D'Onta Foreman followed a 41-yard run in the first week of the preseason with a 63-yard reception that was even more impressive, but Texans coach Bill O’Brien was quick to shut down the hype after the game. Foreman’s ability to shred third-string defenders won’t necessarily push him ahead of Alfred Blue for the No. 2 spot on the Week 1 depth chart. That said, Foreman should get some work this season and is talented enough to eventually make Lamar Miller expendable.
Rex Burkhead only gained 20 yards on seven carries, but he predictably looked excellent as a receiver, hauling in three passes for 50 yards and a score. Good luck figuring out the New England backfield before Week 1.

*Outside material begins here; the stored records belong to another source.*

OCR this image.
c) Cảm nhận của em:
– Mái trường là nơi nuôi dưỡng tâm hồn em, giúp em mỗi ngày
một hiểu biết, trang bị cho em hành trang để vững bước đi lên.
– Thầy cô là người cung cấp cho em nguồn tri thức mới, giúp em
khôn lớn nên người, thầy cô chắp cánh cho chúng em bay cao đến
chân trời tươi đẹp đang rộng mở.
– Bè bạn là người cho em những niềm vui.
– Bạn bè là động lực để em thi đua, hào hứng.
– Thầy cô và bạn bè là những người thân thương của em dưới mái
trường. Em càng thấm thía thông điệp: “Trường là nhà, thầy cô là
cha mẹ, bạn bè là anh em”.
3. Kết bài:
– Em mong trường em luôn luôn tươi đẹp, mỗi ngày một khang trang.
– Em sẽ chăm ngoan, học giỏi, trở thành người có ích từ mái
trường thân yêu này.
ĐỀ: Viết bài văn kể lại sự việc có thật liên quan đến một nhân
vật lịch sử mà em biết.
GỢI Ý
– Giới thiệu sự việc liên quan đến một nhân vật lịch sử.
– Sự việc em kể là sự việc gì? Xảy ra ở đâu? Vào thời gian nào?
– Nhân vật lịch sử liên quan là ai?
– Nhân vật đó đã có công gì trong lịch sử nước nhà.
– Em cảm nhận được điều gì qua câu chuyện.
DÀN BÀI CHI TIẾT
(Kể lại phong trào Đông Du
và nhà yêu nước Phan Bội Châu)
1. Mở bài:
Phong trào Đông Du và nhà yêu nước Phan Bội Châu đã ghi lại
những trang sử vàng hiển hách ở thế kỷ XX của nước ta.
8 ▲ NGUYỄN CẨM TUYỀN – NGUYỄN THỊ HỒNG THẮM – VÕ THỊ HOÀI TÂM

Todd Gurley operated as a three-down workhorse for a second straight week, this time making the most of his role with 50 yards and a touchdown on nine touches. The entire Rams offense looked excellent, and Gurley figures to be locked in as an every-down player so long as Lance Dunbar (knee) is sidelined. Dunbar remains out indefinitely…

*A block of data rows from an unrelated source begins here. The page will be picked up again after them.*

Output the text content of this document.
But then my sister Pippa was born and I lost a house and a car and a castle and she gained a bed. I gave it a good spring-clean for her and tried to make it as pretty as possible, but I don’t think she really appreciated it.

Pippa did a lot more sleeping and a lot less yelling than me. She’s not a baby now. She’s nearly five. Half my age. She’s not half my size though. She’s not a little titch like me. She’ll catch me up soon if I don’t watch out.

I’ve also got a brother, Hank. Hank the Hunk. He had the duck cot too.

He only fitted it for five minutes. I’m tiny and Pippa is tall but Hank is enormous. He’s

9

Carlos Hyde dominated first-team work in a lifeless performance by the 49ers. He only had 26 yards on eight carries and yet vastly outperformed Tim Hightower, who didn’t get a touch until late in the second quarter and proceeded to fumble the ball away immediately. Joe Williams was a complete non-factor, taking one carry for one yard. Hyde is in little danger of losing the starting job early in the season, even though he hasn’t looked sharp through two exhibitions.